For those unusually resilient
or uninitiated individuals who’ve manage to cling to a few
tender fantasies about perfect maternal moments filled with transcendent
bliss, Buchanan is here to reminds us that it’s much, much
easier (an a lot more blissful) to imagine being a mother than it
is to actually be one -- and that the perfect moments of
motherhood are subtle, rare, and almost never bear any resemblance
to the pictures we carry around in our heads.
Some readers might complain
that Mother Shock is overly pessimistic, but in fact Buchanan’s
style is funny, bright and extremely accessible.
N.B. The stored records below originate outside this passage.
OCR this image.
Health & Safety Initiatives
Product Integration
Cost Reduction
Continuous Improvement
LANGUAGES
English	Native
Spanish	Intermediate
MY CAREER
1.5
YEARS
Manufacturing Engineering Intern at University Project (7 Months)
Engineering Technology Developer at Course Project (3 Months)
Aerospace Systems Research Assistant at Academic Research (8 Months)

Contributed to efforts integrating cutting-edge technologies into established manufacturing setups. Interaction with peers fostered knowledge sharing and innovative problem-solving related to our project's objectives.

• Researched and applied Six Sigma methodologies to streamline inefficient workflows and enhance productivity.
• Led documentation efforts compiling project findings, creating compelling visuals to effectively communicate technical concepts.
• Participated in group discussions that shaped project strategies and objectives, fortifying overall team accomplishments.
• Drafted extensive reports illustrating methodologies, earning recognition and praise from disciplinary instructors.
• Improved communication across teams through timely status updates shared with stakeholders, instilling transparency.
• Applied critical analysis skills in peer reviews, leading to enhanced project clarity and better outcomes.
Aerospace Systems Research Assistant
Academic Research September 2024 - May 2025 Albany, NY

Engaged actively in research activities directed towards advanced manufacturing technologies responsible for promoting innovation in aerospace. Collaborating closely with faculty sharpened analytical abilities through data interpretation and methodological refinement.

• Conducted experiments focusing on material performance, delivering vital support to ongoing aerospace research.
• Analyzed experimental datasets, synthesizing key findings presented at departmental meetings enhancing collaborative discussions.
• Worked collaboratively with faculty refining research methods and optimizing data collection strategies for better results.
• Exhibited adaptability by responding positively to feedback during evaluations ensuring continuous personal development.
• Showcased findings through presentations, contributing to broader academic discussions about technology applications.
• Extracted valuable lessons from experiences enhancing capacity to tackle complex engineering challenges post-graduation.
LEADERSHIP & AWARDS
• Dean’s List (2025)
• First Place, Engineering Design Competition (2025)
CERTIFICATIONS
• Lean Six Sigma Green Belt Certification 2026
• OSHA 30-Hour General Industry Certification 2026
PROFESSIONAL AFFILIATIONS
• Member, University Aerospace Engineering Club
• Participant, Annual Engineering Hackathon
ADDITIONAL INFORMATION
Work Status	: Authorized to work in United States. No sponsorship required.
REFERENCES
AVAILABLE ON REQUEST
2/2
The author definitely
has a flair for dark humor; she walks a thin line between making
light of a serious topic and plunging the reader into the depression
zone -- and does so with incredible confidence, so that what the
we see and absorb is the unvarnished truth about motherhood, stretch
marks and all.
My only misgiving about
Mother Shock is that it's the kind of book women tend
to pick up after the baby is born -- after they’ve reached
that weary, disenchanted stage when it's become painfully obvious that
this motherhood gig is not all it’s cracked up to be. Buchanan’s
book would make a far more enlightened shower gift for the new-mom-to-be
than those dreadful how-to-have-a-healthy-baby guides that clutter
up the bedside tables of pregnant women everywhere.
Then again, expectant
mothers might reject Mother Shock as the dispirited work
of a pathetic malcontent who wasn’t cut out to be a mother
in the first place -- because if the writer was Grade A
motherhood material, surely she would have cheerfully assimilated
into her new role and would have presented us with a very different
sort of book -- one filled with charming essays about all the cute,
crazy-making things those oh-so-lovable kids do to make your life
a living hell, etcetera.
Those of us who have
been roughing it through the rocky territory of motherhood for
a few years understand that such mothers would eventually grasp the
delusional quality of this type of thinking. But even if
they find the message of Mother Shock hard to swallow,
at least brand-new mothers -- or mothers-to-be -- who’ve sampled Buchanan’s excellent book will never
have a good reason to ask the perennial question: “why didn’t
anyone ever tell me that motherhood was going to be like this?”